D’var Torah: Miketz 2025/5786 מקץ
Rabbi Ari Ebstein ‘08, Grades 4 and 5 Jewish Studies
If You Want Something Done, Give It to a Busy Person:
Yosef, Chanukah, and the Limits of Expected Outcomes
Rabbi Adin Even-Israel (Steinsaltz) z’l was a very busy man: He wrote several translations of the Talmud, ran two schools, and did outreach work with Jews in Russia. He was finding it hard to maintain his workload, so he asked his teacher, the Lubavitcher Rebbe, which area he should focus on. The Rebbe told him, “Keep doing all these things, and in fact, add to your schedule.”
In this week’s Parsha, Miketz, Pharaoh dreams of seven cows and seven stalks of corn. What is the significance of seven? Seven represents the natural world, such as the seven-day week or the seven-year agricultural cycle. Pharaoh believed the world was run by purely natural forces.
The Shaloh haKadosh, noted for the free kosher-lunch program that bears his name, says the parsha of the week always relates to the time of year where it falls. This week is Chanukah, which celebrates the eight-day miracle of the little cruz of oil burning extra-long. Eight represents above nature. It turns out, there is more to the world than meets the eye.

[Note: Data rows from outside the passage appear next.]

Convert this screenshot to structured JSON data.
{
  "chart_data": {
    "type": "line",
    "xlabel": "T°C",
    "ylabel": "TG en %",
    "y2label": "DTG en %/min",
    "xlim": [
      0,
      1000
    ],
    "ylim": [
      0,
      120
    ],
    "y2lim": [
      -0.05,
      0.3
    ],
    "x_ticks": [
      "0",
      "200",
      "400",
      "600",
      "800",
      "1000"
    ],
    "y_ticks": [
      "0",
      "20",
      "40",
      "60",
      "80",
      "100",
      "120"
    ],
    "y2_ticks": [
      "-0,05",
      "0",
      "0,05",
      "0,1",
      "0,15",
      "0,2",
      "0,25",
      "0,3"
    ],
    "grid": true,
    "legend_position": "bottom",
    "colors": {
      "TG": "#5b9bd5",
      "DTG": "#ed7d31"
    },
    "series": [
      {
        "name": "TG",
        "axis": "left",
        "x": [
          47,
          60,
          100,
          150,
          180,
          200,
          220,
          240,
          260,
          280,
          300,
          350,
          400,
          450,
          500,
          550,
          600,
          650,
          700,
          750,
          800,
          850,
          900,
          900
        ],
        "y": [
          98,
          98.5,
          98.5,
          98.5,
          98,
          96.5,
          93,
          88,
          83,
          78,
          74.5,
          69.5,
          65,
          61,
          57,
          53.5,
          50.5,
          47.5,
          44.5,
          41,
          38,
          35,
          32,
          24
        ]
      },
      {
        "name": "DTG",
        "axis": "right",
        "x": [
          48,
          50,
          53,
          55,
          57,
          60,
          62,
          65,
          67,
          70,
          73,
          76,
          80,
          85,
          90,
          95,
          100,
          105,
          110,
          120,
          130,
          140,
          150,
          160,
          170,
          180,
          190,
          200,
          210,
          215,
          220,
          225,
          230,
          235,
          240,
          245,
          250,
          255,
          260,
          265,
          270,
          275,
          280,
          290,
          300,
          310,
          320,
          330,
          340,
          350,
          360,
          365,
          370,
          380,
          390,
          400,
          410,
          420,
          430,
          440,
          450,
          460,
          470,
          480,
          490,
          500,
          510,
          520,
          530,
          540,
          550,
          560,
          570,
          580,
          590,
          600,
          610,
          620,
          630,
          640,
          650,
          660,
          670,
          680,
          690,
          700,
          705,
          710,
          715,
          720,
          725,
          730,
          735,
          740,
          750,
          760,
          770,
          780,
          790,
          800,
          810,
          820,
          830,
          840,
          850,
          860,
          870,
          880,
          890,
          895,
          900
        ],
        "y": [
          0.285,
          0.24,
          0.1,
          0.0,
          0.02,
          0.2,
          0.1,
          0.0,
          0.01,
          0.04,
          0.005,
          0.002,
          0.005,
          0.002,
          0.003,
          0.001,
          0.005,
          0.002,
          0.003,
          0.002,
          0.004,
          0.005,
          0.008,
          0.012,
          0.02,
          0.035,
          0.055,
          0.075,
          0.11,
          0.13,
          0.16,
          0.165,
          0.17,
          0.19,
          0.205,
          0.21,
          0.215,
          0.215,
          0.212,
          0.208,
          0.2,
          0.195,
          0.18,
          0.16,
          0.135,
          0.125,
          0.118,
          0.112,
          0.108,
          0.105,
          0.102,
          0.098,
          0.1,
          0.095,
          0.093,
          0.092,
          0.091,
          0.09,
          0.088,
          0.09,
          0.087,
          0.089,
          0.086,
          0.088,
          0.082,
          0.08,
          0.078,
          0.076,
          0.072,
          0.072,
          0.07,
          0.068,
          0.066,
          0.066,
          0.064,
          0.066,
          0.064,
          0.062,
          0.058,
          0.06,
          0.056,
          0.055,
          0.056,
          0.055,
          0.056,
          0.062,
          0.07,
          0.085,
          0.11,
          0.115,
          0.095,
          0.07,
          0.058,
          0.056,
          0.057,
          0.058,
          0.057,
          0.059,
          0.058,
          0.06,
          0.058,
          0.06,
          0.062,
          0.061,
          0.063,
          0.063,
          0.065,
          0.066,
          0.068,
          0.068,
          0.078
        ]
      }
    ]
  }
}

There is a movement in sports called analytics, which runs stats through formulas to dictate decisions, from fourth-down conversions to the elimination of the midrange jumpshot. Some fans balk at this trend. Sports, they argue, is not about a collection of probabilities but rather about people showing what they’re truly made of, through guts, grit, and moxy. These fans see not expected outcomes but rather the man in the arena.

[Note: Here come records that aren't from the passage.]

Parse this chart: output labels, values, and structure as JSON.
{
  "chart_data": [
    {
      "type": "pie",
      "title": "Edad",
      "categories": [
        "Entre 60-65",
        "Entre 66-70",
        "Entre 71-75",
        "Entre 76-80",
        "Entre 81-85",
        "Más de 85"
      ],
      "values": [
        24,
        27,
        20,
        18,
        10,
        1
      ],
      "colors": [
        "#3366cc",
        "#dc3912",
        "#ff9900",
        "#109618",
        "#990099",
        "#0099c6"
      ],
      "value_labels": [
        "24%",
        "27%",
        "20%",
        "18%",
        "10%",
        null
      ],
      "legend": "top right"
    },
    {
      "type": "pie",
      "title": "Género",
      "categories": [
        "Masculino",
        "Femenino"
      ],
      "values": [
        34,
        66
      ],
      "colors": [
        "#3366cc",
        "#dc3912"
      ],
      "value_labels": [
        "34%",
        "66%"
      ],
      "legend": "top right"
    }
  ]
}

Yosef haTzaddik was such a man. If he were to assess his situation objectively, how bleak it would appear. Betrayed by his brothers, conspired against by his boss’s wife, and languishing in jail, it sounds like the opposite of good! Analytics would have written Yosef off, his career finished! But Yosef’s story was just beginning: He ascended to the second in command in Egypt, saved the world from famine, and reunited with his family.
Yosef, Chanukah, and the number eight–what do they all have in common? They testify to a power that is above logic and limitation. Like always happens, just when we think we can’t eat one more latke, somehow, miraculously, we make room. So this Chanukah, let’s give a little extra gelt, spend a little more non-productive time staring at the Chanukah lights, and add a little more holiness to our already jammed schedules. In this way, the blessings we experience will also be bli gvul, beyond any limitation.